Ron Chaluisan, former high school principal and head of the Newark Trust for Education, noted that the pandemic and attendant remote instruction (Newark is fully remote) means that teacher need to be flexible but that doesn’t mean barring “F’s.” “I think there are things you still have to hold kids accountable for,” he said.

One could add that principals should be held accountable too, especially in a school like Central High where almost all students are low-income and of color, where the school has a long history of failing to provide students with the tools they need to be successful. 

Examples: Currently NJ has two high school diploma-qualifying tests, 10th grade reading and Algebra 1. According to the most recent state data (school year 2018-2019), 17% of Central High graduates were able to pass 10th grade reading. There is an asterisk for Algebra 1, which means “data is not displayed to protect student privacy.” In other words, almost no student passed Algebra 1. Average SAT scores are 394 in reading and 383 in math. These scores are below an 8th grade level proficiency.

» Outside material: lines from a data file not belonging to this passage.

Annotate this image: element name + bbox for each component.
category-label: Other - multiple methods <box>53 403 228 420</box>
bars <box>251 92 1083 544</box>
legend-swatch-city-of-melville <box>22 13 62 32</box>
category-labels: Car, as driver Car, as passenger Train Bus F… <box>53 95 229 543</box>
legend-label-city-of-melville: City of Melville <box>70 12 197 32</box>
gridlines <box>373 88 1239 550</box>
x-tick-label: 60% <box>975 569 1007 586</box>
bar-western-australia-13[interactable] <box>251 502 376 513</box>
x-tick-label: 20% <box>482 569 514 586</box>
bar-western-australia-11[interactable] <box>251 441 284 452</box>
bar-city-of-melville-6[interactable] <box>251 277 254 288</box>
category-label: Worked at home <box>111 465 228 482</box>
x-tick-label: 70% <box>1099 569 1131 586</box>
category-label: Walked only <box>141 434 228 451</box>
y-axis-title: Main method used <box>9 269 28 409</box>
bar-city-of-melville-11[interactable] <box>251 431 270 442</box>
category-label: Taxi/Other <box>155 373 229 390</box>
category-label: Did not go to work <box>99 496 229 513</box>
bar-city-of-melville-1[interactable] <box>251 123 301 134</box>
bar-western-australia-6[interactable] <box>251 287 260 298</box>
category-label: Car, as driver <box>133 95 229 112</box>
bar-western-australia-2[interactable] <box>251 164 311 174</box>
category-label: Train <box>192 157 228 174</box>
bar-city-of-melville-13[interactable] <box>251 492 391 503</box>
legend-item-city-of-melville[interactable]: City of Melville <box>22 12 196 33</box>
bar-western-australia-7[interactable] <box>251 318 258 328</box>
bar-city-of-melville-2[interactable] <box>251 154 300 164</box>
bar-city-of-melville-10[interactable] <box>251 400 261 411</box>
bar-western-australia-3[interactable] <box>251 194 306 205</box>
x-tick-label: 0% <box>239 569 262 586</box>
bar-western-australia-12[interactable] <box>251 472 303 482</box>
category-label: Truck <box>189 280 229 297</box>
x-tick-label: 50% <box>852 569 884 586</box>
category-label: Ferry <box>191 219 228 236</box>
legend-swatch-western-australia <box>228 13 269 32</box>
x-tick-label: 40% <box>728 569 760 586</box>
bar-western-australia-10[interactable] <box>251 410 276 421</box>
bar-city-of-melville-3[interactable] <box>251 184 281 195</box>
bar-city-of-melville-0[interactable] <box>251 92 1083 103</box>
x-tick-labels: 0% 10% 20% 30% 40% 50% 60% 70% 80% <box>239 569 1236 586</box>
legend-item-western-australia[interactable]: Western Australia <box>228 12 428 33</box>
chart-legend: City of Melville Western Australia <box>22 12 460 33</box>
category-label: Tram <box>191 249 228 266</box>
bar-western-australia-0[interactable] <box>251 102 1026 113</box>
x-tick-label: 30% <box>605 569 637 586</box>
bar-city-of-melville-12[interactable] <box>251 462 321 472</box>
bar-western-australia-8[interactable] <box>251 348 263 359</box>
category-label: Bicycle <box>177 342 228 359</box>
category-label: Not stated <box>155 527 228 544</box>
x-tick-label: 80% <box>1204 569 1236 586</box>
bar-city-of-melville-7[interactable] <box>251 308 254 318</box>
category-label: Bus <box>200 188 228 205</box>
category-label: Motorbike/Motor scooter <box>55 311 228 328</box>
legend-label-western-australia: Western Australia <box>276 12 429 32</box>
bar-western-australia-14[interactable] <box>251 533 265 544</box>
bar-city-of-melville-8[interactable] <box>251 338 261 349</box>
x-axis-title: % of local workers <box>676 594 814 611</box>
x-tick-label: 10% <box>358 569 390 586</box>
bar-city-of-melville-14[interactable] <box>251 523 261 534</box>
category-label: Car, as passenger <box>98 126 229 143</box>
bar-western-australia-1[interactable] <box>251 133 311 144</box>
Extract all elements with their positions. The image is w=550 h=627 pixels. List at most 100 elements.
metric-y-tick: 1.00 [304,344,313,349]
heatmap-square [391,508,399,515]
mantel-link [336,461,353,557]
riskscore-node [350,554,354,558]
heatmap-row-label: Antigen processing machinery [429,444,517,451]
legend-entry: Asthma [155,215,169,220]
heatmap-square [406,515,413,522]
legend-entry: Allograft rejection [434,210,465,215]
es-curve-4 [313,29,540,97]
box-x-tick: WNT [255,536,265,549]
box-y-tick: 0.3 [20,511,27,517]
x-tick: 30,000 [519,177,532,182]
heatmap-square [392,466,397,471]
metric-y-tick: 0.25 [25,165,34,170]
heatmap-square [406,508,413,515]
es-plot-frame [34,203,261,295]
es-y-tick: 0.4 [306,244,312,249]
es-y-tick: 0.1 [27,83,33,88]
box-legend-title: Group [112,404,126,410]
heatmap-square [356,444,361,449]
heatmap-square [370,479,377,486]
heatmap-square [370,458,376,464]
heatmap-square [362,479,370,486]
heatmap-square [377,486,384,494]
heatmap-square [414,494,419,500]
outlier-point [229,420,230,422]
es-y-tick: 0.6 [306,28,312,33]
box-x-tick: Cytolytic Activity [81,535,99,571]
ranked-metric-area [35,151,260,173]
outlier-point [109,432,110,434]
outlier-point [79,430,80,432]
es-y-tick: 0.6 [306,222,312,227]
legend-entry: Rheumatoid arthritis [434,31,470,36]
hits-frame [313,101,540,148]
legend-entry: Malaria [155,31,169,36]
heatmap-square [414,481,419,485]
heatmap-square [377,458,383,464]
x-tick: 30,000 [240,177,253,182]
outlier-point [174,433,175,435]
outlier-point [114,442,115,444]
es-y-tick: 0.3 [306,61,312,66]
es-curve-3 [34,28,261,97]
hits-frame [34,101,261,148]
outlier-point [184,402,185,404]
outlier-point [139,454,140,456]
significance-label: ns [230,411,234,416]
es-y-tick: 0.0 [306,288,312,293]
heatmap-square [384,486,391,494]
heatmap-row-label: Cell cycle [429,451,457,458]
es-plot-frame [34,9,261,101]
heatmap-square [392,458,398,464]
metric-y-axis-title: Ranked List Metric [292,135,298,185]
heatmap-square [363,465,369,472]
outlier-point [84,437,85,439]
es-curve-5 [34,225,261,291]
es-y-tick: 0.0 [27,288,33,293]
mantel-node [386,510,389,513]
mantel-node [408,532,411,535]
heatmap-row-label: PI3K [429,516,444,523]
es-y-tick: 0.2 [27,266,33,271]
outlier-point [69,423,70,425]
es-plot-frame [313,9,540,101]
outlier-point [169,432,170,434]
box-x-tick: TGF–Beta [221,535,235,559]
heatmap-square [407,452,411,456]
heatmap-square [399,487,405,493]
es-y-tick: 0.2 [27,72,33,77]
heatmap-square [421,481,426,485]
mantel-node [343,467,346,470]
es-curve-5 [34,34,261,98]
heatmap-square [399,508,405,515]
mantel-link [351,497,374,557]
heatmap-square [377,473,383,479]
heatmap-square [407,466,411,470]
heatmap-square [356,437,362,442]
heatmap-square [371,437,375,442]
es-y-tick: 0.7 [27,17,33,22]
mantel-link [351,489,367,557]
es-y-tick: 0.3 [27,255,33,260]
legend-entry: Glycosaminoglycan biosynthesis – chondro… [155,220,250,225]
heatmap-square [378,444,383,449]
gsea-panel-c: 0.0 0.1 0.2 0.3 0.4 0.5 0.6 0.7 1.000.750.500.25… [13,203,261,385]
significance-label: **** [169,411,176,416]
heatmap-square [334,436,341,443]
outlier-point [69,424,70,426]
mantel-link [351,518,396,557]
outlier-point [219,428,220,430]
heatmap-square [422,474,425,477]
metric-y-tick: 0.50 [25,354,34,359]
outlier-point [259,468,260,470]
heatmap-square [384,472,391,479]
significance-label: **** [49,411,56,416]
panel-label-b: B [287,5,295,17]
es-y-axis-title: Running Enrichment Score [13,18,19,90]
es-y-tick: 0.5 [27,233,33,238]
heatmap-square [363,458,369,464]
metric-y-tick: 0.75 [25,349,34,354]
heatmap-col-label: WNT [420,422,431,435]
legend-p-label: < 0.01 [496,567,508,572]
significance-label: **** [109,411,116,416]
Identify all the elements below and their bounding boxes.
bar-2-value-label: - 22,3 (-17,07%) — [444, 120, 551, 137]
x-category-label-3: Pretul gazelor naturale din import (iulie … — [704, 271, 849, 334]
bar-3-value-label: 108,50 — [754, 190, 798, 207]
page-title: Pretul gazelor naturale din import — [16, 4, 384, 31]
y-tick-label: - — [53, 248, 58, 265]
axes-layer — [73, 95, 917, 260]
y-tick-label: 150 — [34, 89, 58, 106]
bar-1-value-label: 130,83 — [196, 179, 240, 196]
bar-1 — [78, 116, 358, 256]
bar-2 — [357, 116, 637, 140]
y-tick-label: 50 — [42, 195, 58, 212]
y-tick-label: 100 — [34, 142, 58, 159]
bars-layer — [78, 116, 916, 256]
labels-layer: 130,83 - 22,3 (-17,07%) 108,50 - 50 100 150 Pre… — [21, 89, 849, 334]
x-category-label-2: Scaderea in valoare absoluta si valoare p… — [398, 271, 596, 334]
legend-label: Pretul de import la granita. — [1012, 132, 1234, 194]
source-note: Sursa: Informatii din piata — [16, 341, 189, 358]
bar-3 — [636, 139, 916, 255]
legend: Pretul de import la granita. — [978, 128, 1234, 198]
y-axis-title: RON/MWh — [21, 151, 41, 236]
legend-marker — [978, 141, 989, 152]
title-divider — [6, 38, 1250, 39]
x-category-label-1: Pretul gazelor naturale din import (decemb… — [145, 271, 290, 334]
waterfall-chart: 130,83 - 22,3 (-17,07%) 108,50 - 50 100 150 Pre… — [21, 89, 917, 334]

The vast majority  of Central High students were in trouble long before Covid-19. Will this new “NO F & Missing Grade MANDATE” help them or hurt them?

Again, we return to Repollet’s 64 Floor, which he successfully implemented statewide by lowering standards for all students. At the time, Senator Teresa Ruiz, Chair of the Senate Education Committee, asked him,what kind of data will we be getting to our families and to our teachers and to our principals, to make sure there’s a remediation plan that protects that child?” She also said these practices were the antithesis of “good education policy.”

Will someone tell the Central High principal to stop demeaning the academic abilities of New Jersey’s students and the effectiveness of their teachers? We’re all smart enough to tell the difference between pretense and reality.